Aside from the fact that there is nothing in the law to justify such a distinction, this position raises a special difficulty for candidates. It seems clear that a bona fide candidate for a district judge position would have trouble qualifying as such before the Judicial Nominating Board if he or she attempted to condition his or her candidacy so as to avoid being subject to the administrative orders of the Supreme Court. Administrative Order No. 18 provides as one of the duties of the administrative judge that he “[a]ssign and specially assign district and superior judges, including himself, in either the Superior or District Courts subject to the requirements of rotation as ordered by the Supreme Court.” All district judges are subject to this authority.
On this basis we determine that the appointing power of the governor is to appoint to the District Court as a single court, irrespective of assignment.

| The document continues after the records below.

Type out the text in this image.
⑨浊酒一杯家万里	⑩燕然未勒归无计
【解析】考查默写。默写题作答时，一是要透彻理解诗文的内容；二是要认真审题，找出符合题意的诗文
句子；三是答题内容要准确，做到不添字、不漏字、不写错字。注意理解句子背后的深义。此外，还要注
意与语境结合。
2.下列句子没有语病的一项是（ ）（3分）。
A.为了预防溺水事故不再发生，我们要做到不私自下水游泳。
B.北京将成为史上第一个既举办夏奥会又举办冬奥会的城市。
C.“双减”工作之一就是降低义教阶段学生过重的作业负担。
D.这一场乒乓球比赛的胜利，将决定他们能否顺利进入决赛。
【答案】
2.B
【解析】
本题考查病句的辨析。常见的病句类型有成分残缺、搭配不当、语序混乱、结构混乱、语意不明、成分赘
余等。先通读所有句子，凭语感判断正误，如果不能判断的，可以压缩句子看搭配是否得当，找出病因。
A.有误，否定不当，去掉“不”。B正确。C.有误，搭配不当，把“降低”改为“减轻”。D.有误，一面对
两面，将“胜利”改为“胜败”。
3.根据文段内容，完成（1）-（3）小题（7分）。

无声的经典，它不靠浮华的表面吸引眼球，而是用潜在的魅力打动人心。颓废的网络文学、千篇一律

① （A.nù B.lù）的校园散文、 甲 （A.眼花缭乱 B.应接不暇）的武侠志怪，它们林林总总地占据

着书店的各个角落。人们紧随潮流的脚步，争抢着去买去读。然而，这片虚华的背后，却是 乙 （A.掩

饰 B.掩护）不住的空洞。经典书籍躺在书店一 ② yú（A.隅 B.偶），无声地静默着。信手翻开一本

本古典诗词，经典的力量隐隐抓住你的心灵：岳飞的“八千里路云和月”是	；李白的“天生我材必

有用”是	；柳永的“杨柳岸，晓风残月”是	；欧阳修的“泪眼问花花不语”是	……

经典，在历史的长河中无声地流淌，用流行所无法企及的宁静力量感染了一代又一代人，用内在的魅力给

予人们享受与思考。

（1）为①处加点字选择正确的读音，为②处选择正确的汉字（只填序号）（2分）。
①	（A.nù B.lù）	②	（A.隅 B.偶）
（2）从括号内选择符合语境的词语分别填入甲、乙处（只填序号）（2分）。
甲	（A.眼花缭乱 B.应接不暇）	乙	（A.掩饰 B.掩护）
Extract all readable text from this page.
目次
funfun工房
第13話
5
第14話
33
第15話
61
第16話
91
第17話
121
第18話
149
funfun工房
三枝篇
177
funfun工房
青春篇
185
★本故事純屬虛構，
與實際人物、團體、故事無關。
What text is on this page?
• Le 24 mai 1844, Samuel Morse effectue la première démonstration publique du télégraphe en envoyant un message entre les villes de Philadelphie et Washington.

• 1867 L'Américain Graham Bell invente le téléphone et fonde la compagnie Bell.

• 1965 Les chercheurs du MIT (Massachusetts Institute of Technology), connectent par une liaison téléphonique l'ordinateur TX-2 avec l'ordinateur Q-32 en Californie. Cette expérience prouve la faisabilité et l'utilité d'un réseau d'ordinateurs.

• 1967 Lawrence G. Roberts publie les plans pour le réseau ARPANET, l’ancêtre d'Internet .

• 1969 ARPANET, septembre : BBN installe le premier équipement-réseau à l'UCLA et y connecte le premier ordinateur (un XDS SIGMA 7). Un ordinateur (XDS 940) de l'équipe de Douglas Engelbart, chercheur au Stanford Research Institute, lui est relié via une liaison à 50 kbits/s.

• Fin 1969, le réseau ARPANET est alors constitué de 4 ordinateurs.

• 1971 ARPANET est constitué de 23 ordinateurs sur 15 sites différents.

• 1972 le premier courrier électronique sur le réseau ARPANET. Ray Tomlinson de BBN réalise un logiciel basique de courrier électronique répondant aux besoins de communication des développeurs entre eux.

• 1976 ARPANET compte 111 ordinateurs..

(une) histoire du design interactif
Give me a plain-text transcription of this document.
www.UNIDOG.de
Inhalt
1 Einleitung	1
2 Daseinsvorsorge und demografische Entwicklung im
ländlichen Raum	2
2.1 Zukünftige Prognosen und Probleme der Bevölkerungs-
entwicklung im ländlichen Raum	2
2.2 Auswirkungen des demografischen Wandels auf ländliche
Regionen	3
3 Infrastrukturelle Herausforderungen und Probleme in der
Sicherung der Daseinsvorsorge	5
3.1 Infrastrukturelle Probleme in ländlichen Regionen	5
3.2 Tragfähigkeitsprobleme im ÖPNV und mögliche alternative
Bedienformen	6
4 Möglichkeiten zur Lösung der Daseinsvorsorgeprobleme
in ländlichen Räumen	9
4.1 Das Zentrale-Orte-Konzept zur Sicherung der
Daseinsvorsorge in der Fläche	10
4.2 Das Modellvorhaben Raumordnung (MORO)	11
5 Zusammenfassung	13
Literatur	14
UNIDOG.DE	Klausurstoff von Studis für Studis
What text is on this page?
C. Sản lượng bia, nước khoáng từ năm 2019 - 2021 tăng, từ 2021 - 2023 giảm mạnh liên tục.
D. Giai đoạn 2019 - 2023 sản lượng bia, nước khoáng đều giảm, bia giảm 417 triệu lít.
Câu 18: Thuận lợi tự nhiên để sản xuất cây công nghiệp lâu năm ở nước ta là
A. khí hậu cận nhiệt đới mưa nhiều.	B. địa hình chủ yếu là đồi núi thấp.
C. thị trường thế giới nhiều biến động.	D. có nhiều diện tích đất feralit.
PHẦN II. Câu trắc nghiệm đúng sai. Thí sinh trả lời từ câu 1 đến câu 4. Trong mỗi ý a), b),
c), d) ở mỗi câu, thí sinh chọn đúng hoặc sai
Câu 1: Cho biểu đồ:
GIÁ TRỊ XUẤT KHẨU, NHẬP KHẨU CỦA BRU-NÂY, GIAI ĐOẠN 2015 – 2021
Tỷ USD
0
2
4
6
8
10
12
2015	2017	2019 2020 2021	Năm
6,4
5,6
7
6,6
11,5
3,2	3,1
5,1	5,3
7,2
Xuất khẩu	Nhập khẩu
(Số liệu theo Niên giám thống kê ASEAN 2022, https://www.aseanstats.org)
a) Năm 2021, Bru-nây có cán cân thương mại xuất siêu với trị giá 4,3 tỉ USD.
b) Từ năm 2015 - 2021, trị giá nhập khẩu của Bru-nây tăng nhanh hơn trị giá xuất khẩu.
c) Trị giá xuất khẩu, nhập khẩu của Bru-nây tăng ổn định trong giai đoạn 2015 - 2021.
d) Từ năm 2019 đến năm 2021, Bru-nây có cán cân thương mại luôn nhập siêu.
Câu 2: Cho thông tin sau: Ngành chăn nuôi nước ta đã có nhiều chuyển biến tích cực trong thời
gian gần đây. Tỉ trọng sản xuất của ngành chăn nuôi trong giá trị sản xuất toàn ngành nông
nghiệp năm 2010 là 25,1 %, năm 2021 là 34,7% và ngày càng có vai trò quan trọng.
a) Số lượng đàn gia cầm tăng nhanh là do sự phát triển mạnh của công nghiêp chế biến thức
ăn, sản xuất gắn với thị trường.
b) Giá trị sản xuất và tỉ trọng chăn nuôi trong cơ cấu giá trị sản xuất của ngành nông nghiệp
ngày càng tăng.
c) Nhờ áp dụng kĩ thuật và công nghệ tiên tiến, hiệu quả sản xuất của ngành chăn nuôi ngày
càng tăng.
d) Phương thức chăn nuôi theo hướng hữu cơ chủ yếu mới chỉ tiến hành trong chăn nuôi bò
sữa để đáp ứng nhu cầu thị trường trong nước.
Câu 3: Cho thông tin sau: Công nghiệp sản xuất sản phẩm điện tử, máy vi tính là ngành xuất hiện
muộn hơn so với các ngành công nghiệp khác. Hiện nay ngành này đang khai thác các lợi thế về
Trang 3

The power of assignment, regular or special, is in the judicial branch under our Constitution and laws. We recognize that policy arguments can be constructed that may be seen as supporting different systems and varying the weight to be given the multitudinous concerns that can be argued for one or another system. To that we must say that the present procedures are not only consistent with our laws, but represent a justifiable response to implementation of the assigned judicial mission based on the necessary limitations of manpower and resources. Cf. Peck v. Douglas, 148 Vt. 128, 133, 530 A.2d 551, 554 (1987) (“question is not whether the solution tendered by the plaintiff is better, or wiser . . . but simply whether the present . . . procedure . . . *318does violence” to the law). The action of the lower court was correct under the law.